PHOTO HUGO-SÉBASTIEN AUBERT, ARCHIVES LA PRESSE

Hugo Houle, cycliste professionnel membre de l’équipe Astana

C’est avant tout le cas de coureurs venant de régions au climat plus froid. Houle sait que son coéquipier belge Laurens De Vreese utilise l’application. Même chose pour le Danois Michael Valgren, le Norvégien Edvald Boasson Hagen ou l’Américain Ian Boswell, qui vit au Vermont.

« Le temps passe plus vite pour les gens qui, comme moi, roulent longtemps. C’est une bonne façon d’avoir un peu de plaisir à rouler à l’intérieur. Si j’étais au Québec plus longtemps, c’est certain que je l’utiliserais davantage », reconnaît Houle, qui s’était familiarisé avec Zwift au cours de l’automne 2018.

Cette année, il s’est livré à un petit travail de menuiserie pour assembler le support sur lequel il a placé ses trois rouleaux à résistance contrôlée par Bluetooth. Selon lui, cette technologie permet d’avoir des sensations très semblables à ce qu’il peut percevoir sur la route.

PHOTO TIRÉE DU COMPTE INSTAGRAM @HUGOHOULE

Hugo Houle s’est familiarisé avec l’application Zwift au cours de l’automne 2018. Cette année, il s’est livré à un petit travail de menuiserie pour assembler le support sur lequel il a placé ses trois rouleaux à résistance contrôlée par Bluetooth.

« J’ai été très surpris de l’efficacité lorsqu’on fait des courses ou des événements en groupe. Ça ressemble vraiment à une course réelle.
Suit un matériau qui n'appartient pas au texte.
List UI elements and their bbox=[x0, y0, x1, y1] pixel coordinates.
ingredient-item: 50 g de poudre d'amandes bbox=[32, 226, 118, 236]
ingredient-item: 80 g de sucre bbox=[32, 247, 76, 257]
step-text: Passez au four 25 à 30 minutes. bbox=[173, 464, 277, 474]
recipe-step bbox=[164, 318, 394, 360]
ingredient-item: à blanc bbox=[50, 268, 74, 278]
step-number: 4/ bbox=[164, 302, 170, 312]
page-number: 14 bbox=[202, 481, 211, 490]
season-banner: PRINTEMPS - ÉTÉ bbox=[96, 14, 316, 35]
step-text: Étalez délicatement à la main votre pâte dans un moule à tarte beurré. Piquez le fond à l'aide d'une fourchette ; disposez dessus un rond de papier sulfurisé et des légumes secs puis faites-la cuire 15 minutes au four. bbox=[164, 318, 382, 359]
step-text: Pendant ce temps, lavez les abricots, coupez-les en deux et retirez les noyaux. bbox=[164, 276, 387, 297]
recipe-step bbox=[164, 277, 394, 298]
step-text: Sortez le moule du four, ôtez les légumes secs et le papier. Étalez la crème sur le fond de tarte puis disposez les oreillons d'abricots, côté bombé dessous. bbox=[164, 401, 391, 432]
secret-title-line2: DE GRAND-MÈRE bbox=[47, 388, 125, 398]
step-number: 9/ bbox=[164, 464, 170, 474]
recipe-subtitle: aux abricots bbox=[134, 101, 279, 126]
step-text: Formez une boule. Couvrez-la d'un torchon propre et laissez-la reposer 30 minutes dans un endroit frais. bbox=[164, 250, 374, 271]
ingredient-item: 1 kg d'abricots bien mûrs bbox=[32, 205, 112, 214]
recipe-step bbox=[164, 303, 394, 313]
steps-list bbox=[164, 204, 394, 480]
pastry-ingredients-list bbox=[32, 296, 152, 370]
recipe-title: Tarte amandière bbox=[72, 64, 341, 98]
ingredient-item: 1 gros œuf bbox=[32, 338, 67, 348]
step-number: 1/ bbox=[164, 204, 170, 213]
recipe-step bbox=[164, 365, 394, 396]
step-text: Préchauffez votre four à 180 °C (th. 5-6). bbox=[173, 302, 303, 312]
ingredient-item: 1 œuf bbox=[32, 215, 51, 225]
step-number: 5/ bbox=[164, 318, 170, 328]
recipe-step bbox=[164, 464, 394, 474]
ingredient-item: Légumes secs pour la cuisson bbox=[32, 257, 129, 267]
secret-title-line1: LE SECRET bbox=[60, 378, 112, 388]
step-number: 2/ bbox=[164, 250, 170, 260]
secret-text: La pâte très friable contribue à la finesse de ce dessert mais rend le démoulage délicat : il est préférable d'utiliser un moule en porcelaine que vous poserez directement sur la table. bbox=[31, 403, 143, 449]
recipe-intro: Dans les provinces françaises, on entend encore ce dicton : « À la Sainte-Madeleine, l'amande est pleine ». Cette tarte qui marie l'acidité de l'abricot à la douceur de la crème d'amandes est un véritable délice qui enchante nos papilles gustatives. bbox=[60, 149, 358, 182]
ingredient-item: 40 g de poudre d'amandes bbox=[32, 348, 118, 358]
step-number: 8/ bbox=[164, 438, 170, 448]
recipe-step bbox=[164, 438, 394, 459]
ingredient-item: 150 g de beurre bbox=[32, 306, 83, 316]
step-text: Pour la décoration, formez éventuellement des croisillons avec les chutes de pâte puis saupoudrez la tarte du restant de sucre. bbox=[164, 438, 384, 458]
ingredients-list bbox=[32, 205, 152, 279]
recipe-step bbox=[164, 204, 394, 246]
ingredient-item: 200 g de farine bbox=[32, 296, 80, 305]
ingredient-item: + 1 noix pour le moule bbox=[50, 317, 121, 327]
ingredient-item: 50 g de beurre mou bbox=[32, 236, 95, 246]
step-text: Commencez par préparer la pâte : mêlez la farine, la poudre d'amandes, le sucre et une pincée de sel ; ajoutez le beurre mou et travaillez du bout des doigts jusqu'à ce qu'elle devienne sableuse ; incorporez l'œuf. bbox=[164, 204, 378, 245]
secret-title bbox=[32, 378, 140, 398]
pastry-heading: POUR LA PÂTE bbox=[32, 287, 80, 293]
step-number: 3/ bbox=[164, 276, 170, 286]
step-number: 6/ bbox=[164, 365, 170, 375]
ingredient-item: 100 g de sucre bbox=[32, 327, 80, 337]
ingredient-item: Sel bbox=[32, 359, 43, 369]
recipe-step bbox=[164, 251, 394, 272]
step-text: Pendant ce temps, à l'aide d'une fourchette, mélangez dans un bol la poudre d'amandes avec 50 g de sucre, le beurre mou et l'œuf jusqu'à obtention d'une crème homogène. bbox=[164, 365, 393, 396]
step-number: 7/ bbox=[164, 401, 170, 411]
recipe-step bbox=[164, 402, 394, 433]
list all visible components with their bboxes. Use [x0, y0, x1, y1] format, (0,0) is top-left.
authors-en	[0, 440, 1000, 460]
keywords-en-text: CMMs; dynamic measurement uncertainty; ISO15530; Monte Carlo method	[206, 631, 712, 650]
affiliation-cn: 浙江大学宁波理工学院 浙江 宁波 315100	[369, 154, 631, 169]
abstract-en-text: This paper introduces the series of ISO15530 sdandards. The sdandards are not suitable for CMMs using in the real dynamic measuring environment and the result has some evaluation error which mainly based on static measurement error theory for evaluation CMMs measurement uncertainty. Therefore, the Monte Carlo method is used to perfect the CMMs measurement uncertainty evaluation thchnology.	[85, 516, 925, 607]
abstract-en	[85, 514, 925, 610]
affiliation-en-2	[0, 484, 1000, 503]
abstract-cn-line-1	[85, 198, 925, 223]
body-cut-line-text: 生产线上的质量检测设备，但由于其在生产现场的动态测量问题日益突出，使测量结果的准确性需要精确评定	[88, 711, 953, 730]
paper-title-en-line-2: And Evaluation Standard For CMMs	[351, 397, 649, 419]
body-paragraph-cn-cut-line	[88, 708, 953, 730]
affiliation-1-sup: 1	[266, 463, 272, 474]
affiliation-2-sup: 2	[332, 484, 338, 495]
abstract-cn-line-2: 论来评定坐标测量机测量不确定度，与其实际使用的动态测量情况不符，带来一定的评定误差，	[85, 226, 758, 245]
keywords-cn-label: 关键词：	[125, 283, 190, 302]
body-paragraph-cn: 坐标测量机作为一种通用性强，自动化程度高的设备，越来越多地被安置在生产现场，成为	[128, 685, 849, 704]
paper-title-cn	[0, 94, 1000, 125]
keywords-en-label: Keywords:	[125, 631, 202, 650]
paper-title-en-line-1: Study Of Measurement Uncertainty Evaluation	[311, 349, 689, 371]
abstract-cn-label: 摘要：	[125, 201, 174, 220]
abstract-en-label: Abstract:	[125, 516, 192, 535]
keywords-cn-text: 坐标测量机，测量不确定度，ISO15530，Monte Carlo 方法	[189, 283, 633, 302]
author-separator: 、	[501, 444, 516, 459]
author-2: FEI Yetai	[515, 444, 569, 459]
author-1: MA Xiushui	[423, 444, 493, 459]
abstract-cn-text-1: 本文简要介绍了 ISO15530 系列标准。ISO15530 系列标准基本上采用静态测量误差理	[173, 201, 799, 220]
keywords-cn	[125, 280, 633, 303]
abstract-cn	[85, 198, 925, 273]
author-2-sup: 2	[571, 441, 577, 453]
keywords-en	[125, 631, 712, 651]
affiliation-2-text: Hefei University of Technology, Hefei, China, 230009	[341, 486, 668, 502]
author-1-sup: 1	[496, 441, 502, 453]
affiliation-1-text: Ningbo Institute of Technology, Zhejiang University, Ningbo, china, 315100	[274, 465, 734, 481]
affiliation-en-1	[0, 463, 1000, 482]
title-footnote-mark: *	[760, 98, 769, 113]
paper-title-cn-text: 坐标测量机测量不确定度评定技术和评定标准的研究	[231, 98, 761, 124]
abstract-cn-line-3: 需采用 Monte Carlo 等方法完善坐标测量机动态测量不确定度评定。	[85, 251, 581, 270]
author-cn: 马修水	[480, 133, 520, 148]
Lorsque tu perds le groupe de tête, par exemple, tu sens une énorme différence [dans l’aspiration]. »

Il ne s’est pas arrangé pour courir virtuellement aux côtés de coéquipiers, mais il s’est coordonné avec plusieurs amis. Il a autant utilisé le mode libre, où il peut voir, suivre et dépasser d’autres cyclistes, que les séances d’intervalles qu’il a lui-même programmées. « Ça permet de faire du travail spécifique. »

Au fil des années, l’entreprise a aussi recréé des environnements inspirés d’épreuves connues, comme la mythique ascension de l’Alpe d’Huez ou des contre-la-montre du Tour d’Italie.

« Le seul parcours que je connaissais, c’est celui des Championnats du monde à Innsbruck [qu’il a disputés en septembre 2018]. Je pouvais savoir où je me situais comme si j’y étais en vrai, même si les graphiques ne sont pas les meilleurs. »

Le ressenti que tu as sur la plateforme par rapport à la route est quand même assez proche. Je trouve que c’est ce qu’il y a de plus réaliste en termes de vélo virtuel.

Hugo Houle

Houle est reparti en Europe le 31 décembre. Après un passage par son domicile, en France, il devait prendre la route de l’Espagne dans les derniers jours. Au terme d’un camp sous le soleil ibérique, il s’attaquera au Tour de Valence, du 5 au 9 février.

« Je suis convaincu que la compétition, ça reste sur la route. C’est différent de ce qu’on retrouve sur Zwift dans le sens où c’est plus stratégique et tactique. Ce sont des aspects que l’on développe avec les années dans le milieu professionnel. Zwift, c’est vraiment de la puissance pure et dure, et que le plus fort gagne ! Mais au Québec, ça permet de garder la forme l’hiver. »

Comment ça marche ?

Lancé en 2014, Zwift permet aux utilisateurs d’évoluer dans un univers 3D et de voir, sur un écran, les efforts déployés sur des rouleaux, mais aussi sur des supports d’entraînement classiques et interactifs.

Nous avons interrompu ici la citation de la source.